Cabourg has an Oceanic climate with mild summers and cool winters. The proximity of the sea limits large variations in temperature and creates winters without much frost and summers without excessive heat. Wind is frequent especially on the beach.
But the modern Cabourg began in 1853 with the arrival of two Paris financiers in search of a new site for a luxurious watering-place. The railway age had made the Normandy coast accessible to holiday-makers; Dieppe, Trouville and Deauville to the east had already been discovered; but here the adventurers found a virgin expanse of barren dunes and level sea-sands ripe for development. By the 1880s an unreal city of villas and hotels had arisen, in a semicircle whose diameter was the seafront, whose centre was the Grand Hotel, and whose radii were traced by a fan-work of avenues shaded with limes and Normandy poplars.[4]
Cabourg contains a large amount of secondary/vacation residences. In 2020, there were 10,867 homes with 79.7% of them being classified as "Secondary residences and occasional accommodations".[6]
Culture
Each year in June, Cabourg hosts the International Festival of the Romantic Movie.
Sport
SU Dives-Cabourg is the local football team, after the merger of AS Cabourg with Sport Union Divaise in May 2016, it is based in neighbouring Dives-sur-Mer.[7]
Personalities
This section needs expansion.

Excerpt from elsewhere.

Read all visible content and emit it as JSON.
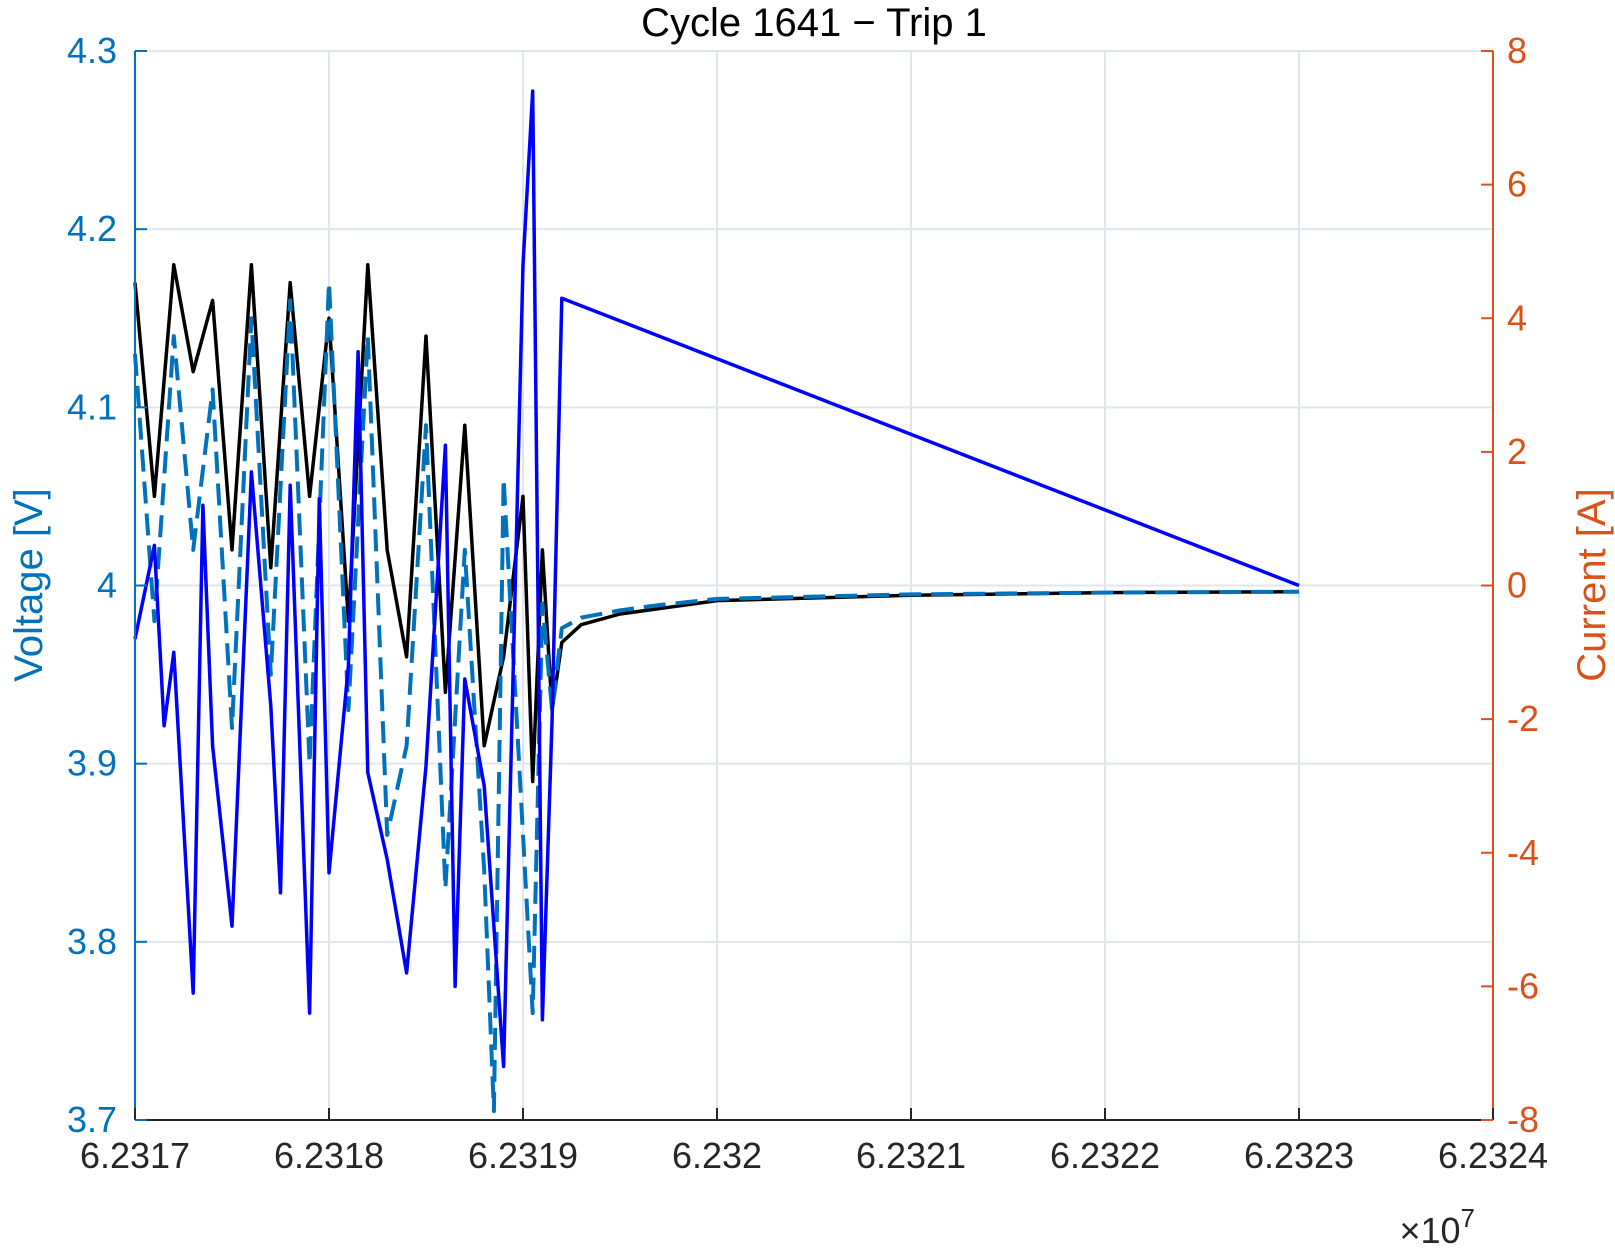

You can help by adding to it. (May 2016)
Cabourg is famous for being Marcel Proust's favorite vacation place at the beginning of the 20th century; it is the inspiration for Balbec, the seaside resort in Proust's In Search of Lost Time.[8]
The Cabourg area, including the small hamlet of Varaville, is the setting for some of the events in the novel Villa Normandie (Endeavour Press, 2015) by Kevin Doherty.